Georgian Priests Should Remember Jesus’ Words

By Paul  Rimple – 14/12/13

The charitable State Oil Company of Azerbaijan Republic, or SOCAR,  has begun providing free gas to some 200 churches throughout Georgia  at a value of about $600,000. While it is still unclear whether  Armenian churches will also be recipients of this giveaway, we do know  the Georgian Orthodox Church will benefit the most from the  donation, as it is Georgia’s dominant religious institution. And it needs  all the charity it can get.

When the Georgian government drafted its constitution after independence  in 1991, lawmakers opted for a secular state, although they officially  recognized the role of the Georgian Orthodox Church in the  country’s history.

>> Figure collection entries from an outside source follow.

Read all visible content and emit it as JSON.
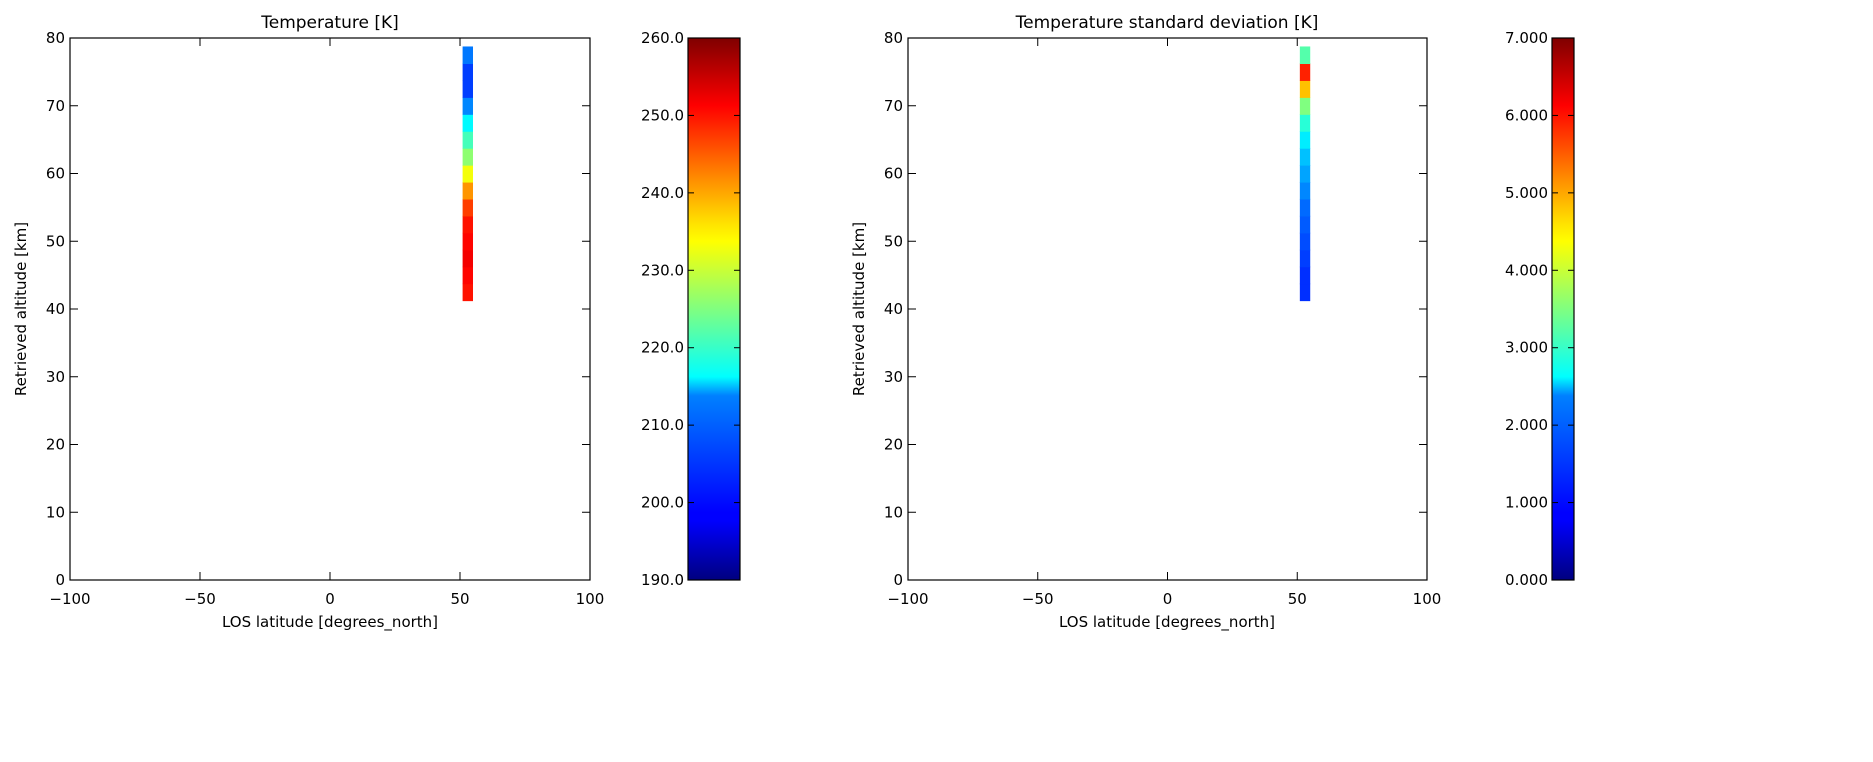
{
  "chart_data": [
    {
      "type": "heatmap",
      "title": "Temperature [K]",
      "xlabel": "LOS latitude [degrees_north]",
      "ylabel": "Retrieved altitude [km]",
      "xlim": [
        -100,
        100
      ],
      "ylim": [
        0,
        80
      ],
      "xticks": [
        -100,
        -50,
        0,
        50,
        100
      ],
      "xtick_labels": [
        "−100",
        "−50",
        "0",
        "50",
        "100"
      ],
      "yticks": [
        0,
        10,
        20,
        30,
        40,
        50,
        60,
        70,
        80
      ],
      "ytick_labels": [
        "0",
        "10",
        "20",
        "30",
        "40",
        "50",
        "60",
        "70",
        "80"
      ],
      "colorbar": {
        "min": 190.0,
        "max": 260.0,
        "tick_values": [
          190,
          200,
          210,
          220,
          230,
          240,
          250,
          260
        ],
        "tick_labels": [
          "190.0",
          "200.0",
          "210.0",
          "220.0",
          "230.0",
          "240.0",
          "250.0",
          "260.0"
        ],
        "colormap": "jet"
      },
      "column": {
        "lat_min": 51,
        "lat_max": 55,
        "altitudes": [
          42.5,
          45,
          47.5,
          50,
          52.5,
          55,
          57.5,
          60,
          62.5,
          65,
          67.5,
          70,
          72.5,
          75,
          77.5
        ],
        "values": [
          250,
          251,
          252,
          251,
          250,
          247,
          241,
          233,
          226,
          221,
          216,
          208,
          203,
          203,
          207
        ]
      }
    },
    {
      "type": "heatmap",
      "title": "Temperature standard deviation [K]",
      "xlabel": "LOS latitude [degrees_north]",
      "ylabel": "Retrieved altitude [km]",
      "xlim": [
        -100,
        100
      ],
      "ylim": [
        0,
        80
      ],
      "xticks": [
        -100,
        -50,
        0,
        50,
        100
      ],
      "xtick_labels": [
        "−100",
        "−50",
        "0",
        "50",
        "100"
      ],
      "yticks": [
        0,
        10,
        20,
        30,
        40,
        50,
        60,
        70,
        80
      ],
      "ytick_labels": [
        "0",
        "10",
        "20",
        "30",
        "40",
        "50",
        "60",
        "70",
        "80"
      ],
      "colorbar": {
        "min": 0.0,
        "max": 7.0,
        "tick_values": [
          0,
          1,
          2,
          3,
          4,
          5,
          6,
          7
        ],
        "tick_labels": [
          "0.000",
          "1.000",
          "2.000",
          "3.000",
          "4.000",
          "5.000",
          "6.000",
          "7.000"
        ],
        "colormap": "jet"
      },
      "column": {
        "lat_min": 51,
        "lat_max": 55,
        "altitudes": [
          42.5,
          45,
          47.5,
          50,
          52.5,
          55,
          57.5,
          60,
          62.5,
          65,
          67.5,
          70,
          72.5,
          75,
          77.5
        ],
        "values": [
          1.2,
          1.2,
          1.3,
          1.4,
          1.5,
          1.6,
          1.8,
          2.0,
          2.2,
          2.5,
          2.9,
          3.5,
          4.8,
          5.9,
          3.2
        ]
      }
    }
  ]
}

Meanwhile, the country was reeling from a national  awakening where being Georgian meant being a Georgian Orthodox Christian.  As fate would have it, the country self-destructed along ethnic  lines — deaf, blind and dumb to the teachings of Christ.

And if the civil and separatist wars weren’t lesson enough,  Georgian Orthodox clerics continued to harass and attack religious  minorities even after 2002, when President Eduard Shevardnadze granted  the church full ownership of its assets and made it the only  legal church in Georgia. Every other church had to register as  a civil organization.

In 2005, the government of President Mikheil Saakashvili put  two priests behind bars for violently leading attacks against  “nontraditional” faiths, which quelled the zealotry for the time  being. In 2011, Saakashvili reformed the civil code and gave  religious minorities legal status, to the chagrin of the church, which  pooh-poohed the fact that the same government had also continually  increased church funding from $80,000 in 2005 to $15.8 million  in 2009.

The generosity did not stop there. The Interior Ministry gave  the patriarchy a $150,000 Mercedes-Benz, Tbilisi City Hall donated 700  tons of wine and the state gave the church valuable property  across the country for free or the symbolic price of 1 lari  (60 cents). This was all taxpayer money.

I am curious if the priests driving black Land Cruisers see  the irony that more than one-third of Georgians live below  the minimum subsistence level. In September, the Georgian  patriarch gave Prime Minister Bidzina Ivanishvili, one of the wealthiest  men in the world, a $22,000 wristwatch. Couldn’t he have just blessed  him?

Perhaps the patriarch should remember Jesus’ words: “If you want  to be perfect, sell your possessions and give to the poor,  and you will have treasure in heaven.”